Screen on floor of the first session
Geodesic roof eyes the proceedings
Geoff Kendall facilitates a table
Derek’s badged
Values etched in glass
Flew to Copenhagen on Thursday evening, for a stakeholder session yesterday – exploring where Novo Nordisk might head next in its sustainability thinking and ambitions.
Arrived very late at the Phoenix Hotel, but luckily found Polly Cortice just checking in – and joined her and Jonathon Porritt for a delightful supper.
The full session the following day was facilitated by Rob Cameron and Geoff Kendall of SustainAbility. In introducing myself up front, for the outsiders and the Novo Nordisk people, I said I had realised the previous evening that I had now worked, off and on, with Novo Nordisk for 25 years.

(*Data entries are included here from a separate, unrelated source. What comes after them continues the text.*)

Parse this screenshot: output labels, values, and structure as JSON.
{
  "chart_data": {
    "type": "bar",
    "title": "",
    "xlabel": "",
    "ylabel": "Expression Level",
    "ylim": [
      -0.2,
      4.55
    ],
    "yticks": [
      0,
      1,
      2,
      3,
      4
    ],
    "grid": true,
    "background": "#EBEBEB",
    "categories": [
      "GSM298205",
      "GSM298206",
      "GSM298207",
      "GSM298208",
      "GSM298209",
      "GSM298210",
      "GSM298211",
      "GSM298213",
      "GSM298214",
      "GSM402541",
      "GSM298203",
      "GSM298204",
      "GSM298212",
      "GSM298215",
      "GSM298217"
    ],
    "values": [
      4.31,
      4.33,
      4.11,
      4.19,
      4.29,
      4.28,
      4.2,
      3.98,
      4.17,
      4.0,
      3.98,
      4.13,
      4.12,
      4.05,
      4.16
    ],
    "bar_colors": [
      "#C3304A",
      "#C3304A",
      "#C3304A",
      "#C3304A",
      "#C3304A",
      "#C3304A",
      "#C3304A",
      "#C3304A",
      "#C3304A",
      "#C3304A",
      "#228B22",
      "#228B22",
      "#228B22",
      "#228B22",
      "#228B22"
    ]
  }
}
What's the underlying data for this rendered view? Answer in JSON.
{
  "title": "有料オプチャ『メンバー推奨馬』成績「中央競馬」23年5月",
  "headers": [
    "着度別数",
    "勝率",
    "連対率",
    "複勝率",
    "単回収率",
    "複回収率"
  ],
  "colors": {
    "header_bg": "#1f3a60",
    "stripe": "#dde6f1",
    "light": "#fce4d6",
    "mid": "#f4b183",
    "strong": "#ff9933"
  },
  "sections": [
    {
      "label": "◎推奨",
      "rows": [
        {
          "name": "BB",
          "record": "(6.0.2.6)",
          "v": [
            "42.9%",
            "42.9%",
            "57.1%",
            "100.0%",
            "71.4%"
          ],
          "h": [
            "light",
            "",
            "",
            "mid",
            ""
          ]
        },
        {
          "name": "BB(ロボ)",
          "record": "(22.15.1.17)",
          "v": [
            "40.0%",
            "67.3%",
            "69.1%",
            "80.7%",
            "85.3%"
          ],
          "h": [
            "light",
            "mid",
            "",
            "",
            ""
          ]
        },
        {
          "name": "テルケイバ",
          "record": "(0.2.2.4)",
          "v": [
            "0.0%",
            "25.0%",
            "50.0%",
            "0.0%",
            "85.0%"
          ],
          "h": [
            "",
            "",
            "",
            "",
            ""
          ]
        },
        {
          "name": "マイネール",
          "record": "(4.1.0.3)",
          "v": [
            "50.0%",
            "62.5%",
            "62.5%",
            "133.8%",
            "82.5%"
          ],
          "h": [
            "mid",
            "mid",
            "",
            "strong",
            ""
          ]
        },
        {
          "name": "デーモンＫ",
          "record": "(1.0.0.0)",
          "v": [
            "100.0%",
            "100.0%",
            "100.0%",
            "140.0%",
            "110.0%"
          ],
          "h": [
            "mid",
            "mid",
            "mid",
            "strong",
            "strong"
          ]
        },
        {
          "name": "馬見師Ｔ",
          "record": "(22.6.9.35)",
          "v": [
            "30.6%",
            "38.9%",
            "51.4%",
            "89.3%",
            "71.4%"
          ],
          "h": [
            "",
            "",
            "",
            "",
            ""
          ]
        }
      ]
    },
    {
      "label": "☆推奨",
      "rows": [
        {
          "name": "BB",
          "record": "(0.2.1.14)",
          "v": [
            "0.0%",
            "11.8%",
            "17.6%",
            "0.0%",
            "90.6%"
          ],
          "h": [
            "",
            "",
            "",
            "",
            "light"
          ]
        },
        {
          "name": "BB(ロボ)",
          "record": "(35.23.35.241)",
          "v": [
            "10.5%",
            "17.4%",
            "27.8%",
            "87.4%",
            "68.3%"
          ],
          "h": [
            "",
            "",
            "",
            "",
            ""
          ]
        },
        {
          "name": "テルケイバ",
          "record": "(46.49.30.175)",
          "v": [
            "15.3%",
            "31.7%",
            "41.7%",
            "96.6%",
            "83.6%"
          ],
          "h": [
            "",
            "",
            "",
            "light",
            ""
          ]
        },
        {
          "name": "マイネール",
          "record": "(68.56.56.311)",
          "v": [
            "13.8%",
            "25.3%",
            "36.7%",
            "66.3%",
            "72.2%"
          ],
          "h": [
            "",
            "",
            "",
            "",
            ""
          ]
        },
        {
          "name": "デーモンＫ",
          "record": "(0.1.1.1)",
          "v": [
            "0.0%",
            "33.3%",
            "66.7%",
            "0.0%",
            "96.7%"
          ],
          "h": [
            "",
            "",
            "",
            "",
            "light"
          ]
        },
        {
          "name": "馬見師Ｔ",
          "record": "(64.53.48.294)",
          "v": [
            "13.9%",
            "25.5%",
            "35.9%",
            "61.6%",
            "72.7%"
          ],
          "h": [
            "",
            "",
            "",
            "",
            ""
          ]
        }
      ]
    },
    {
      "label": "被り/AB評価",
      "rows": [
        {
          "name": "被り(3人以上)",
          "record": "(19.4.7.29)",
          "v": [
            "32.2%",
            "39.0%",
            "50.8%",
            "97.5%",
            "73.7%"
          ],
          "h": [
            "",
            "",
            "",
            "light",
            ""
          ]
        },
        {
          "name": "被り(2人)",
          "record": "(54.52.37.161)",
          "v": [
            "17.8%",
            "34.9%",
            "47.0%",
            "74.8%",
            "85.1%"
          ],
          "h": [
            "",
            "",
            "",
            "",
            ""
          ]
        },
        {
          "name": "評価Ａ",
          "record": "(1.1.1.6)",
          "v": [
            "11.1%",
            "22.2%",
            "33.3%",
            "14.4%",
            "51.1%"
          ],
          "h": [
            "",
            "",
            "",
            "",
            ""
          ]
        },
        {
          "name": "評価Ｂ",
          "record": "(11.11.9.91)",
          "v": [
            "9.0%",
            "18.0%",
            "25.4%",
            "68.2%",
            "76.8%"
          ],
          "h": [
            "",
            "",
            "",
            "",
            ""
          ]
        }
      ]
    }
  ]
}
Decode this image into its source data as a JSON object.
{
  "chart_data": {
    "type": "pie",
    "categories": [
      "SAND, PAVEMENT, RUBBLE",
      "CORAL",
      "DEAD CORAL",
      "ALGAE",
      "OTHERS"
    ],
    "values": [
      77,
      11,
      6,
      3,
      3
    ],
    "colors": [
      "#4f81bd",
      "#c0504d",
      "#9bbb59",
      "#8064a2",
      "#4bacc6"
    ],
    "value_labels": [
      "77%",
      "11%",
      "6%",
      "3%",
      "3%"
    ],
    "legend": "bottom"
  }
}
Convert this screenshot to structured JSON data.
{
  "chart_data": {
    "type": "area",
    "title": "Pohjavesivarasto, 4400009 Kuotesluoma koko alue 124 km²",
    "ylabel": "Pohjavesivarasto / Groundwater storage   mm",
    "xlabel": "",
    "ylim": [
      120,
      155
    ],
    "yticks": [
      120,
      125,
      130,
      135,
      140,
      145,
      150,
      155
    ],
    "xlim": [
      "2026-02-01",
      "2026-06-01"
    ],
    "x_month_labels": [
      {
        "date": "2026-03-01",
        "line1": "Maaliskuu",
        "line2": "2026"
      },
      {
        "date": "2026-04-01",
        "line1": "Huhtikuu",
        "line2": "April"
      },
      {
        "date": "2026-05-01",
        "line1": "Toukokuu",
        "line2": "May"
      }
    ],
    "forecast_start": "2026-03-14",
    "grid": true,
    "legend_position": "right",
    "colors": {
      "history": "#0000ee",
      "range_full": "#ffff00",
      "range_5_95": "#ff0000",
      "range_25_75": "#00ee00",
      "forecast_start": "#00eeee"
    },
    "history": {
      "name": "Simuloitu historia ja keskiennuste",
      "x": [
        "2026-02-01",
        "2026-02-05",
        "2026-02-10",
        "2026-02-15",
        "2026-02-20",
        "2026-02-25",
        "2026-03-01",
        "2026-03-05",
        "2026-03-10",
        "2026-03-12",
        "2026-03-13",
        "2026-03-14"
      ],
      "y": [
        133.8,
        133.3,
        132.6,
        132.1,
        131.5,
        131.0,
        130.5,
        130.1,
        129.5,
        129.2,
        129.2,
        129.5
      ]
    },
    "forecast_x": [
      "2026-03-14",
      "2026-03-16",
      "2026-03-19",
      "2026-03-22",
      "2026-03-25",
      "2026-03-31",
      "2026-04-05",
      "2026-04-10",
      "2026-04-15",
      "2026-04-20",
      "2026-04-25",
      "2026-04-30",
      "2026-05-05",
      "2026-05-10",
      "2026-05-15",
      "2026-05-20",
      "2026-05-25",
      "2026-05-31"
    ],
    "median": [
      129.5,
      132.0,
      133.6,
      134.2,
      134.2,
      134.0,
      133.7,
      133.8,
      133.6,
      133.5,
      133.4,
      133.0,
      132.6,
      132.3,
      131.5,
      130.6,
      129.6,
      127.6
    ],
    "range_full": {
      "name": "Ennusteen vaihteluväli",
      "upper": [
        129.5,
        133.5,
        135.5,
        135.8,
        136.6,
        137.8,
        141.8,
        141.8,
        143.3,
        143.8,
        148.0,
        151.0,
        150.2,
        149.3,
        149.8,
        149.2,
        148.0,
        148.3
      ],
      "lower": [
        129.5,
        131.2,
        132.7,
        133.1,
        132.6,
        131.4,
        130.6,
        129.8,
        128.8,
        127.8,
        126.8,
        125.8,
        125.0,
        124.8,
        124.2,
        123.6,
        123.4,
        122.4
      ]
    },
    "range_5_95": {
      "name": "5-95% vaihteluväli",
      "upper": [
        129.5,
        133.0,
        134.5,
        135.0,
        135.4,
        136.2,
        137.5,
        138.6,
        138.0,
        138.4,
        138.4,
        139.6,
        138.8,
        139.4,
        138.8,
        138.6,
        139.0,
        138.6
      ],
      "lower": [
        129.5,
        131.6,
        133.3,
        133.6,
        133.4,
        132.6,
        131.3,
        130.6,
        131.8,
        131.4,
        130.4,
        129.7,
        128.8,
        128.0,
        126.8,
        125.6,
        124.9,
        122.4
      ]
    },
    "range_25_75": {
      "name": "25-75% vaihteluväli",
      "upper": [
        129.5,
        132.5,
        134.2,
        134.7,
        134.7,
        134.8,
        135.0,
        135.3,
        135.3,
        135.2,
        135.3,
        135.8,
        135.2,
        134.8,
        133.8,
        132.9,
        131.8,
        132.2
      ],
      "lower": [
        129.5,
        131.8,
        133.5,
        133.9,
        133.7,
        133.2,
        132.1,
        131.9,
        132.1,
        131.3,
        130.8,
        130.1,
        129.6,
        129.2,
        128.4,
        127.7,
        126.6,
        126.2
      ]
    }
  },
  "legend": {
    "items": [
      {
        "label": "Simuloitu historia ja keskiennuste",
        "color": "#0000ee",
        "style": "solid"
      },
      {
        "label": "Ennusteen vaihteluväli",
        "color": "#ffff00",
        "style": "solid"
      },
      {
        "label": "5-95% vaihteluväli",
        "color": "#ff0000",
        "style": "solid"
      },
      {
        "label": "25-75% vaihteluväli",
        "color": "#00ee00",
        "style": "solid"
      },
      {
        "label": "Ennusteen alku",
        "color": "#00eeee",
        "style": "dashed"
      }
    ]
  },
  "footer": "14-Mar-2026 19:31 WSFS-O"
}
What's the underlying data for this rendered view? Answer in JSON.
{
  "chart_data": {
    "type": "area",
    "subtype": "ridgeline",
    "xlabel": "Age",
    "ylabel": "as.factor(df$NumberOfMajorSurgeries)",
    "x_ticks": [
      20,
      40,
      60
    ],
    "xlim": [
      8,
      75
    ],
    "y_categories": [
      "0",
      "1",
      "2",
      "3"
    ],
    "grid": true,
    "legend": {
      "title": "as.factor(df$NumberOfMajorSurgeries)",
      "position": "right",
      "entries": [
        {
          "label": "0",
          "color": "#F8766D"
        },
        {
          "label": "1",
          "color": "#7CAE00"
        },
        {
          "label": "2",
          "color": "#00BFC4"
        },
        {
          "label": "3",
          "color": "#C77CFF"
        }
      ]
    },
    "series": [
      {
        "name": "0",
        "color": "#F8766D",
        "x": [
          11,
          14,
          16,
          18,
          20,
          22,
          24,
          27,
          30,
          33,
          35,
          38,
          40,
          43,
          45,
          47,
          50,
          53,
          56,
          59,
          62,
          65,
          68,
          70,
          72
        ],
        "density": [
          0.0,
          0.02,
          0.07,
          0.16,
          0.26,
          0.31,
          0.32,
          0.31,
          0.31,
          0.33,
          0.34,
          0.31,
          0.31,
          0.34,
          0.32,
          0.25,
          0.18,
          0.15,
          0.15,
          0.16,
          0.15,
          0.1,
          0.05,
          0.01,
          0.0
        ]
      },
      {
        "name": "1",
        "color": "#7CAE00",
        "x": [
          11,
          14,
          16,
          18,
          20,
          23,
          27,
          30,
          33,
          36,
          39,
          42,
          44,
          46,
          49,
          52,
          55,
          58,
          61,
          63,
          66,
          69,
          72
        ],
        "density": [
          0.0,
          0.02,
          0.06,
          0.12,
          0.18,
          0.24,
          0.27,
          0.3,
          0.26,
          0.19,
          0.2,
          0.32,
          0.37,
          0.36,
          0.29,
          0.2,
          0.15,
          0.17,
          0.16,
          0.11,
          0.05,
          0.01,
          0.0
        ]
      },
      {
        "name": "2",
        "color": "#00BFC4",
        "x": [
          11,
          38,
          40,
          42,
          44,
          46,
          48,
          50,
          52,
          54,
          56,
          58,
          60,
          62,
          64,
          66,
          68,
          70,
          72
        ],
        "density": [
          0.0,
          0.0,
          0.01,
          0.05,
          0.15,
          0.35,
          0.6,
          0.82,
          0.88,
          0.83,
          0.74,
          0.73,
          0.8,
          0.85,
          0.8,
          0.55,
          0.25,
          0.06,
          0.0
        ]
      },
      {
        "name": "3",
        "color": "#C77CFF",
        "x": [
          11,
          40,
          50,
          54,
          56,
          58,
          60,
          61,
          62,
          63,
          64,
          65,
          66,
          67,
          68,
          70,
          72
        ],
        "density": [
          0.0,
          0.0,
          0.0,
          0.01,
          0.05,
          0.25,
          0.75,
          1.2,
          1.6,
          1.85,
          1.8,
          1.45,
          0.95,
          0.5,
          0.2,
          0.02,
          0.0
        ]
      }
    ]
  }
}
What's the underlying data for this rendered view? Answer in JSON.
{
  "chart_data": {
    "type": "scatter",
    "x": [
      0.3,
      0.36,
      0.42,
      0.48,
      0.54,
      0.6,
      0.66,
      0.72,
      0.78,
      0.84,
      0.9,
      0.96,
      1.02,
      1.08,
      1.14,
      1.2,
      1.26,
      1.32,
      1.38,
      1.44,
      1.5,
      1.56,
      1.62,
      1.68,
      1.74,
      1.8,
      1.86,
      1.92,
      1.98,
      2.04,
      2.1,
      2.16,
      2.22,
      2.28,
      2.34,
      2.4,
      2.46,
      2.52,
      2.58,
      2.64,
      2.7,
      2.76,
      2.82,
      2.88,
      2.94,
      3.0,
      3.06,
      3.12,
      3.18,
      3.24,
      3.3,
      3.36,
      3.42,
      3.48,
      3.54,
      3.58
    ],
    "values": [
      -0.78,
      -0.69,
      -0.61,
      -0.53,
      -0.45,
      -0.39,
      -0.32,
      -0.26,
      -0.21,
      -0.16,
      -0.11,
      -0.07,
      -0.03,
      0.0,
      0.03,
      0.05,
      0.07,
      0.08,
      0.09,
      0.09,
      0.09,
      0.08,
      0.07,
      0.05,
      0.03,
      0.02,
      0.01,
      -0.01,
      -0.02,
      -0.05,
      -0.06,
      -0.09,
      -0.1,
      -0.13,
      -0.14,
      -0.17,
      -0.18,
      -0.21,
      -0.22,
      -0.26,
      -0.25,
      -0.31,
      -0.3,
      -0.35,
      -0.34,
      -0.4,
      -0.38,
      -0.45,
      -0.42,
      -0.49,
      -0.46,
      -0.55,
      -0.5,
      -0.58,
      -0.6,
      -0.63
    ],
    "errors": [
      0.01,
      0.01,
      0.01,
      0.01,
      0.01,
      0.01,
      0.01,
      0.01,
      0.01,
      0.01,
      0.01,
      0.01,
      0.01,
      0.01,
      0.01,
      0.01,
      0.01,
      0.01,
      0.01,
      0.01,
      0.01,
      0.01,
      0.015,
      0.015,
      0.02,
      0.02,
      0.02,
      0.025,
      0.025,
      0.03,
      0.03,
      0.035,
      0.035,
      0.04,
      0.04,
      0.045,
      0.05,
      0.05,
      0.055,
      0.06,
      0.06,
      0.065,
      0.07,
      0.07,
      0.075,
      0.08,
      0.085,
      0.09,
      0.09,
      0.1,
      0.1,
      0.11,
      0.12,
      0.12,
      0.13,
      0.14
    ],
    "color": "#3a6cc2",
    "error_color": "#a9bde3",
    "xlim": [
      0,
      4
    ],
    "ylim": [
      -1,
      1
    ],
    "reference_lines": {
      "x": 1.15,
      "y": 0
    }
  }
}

In 1989, the company’s then-president Mads Ovlisen invited Julia Hailes and I in to do an early environmental audit of the company, in the wake of the publication of The Green Consumer Guide, which had caused problems for the industrial enzymes side of the business.
The company has changed profoundly since, spinning out its enzymes business, rechartering itself around the Triple Bottom Line, and growing like fury. and the growth looks set to continue. In the next 9 years, for example, it is set to grow from just over 40,000 people to around 60,000.
But the values we were impressed by way back in 1989 remain largely unchanged – though various of the external stakeholders wondered how Novo Nordisk can reconcile further growth (which will drive it up the ranks of global pharmaceutical companies) with its values.
In the afternoon, the Sustainability Committee, which Lise Kingo chairs, joined us for an animated – and animating – discussion. The proceedings were subject to the Chatham House Rule, so much of the detail must remain under wraps until Novo Nordisk publishes the results.
On the flight back, I finished off Helen Macdonald’s wonderful book, H Is For Hawk. Quite simply, it is superb – and deeply intertwined with T.H. White’s The Goshawk, which I read in my early teens (though I confess I failed to realise then just how much abuse White unwittingly did to his hawk.)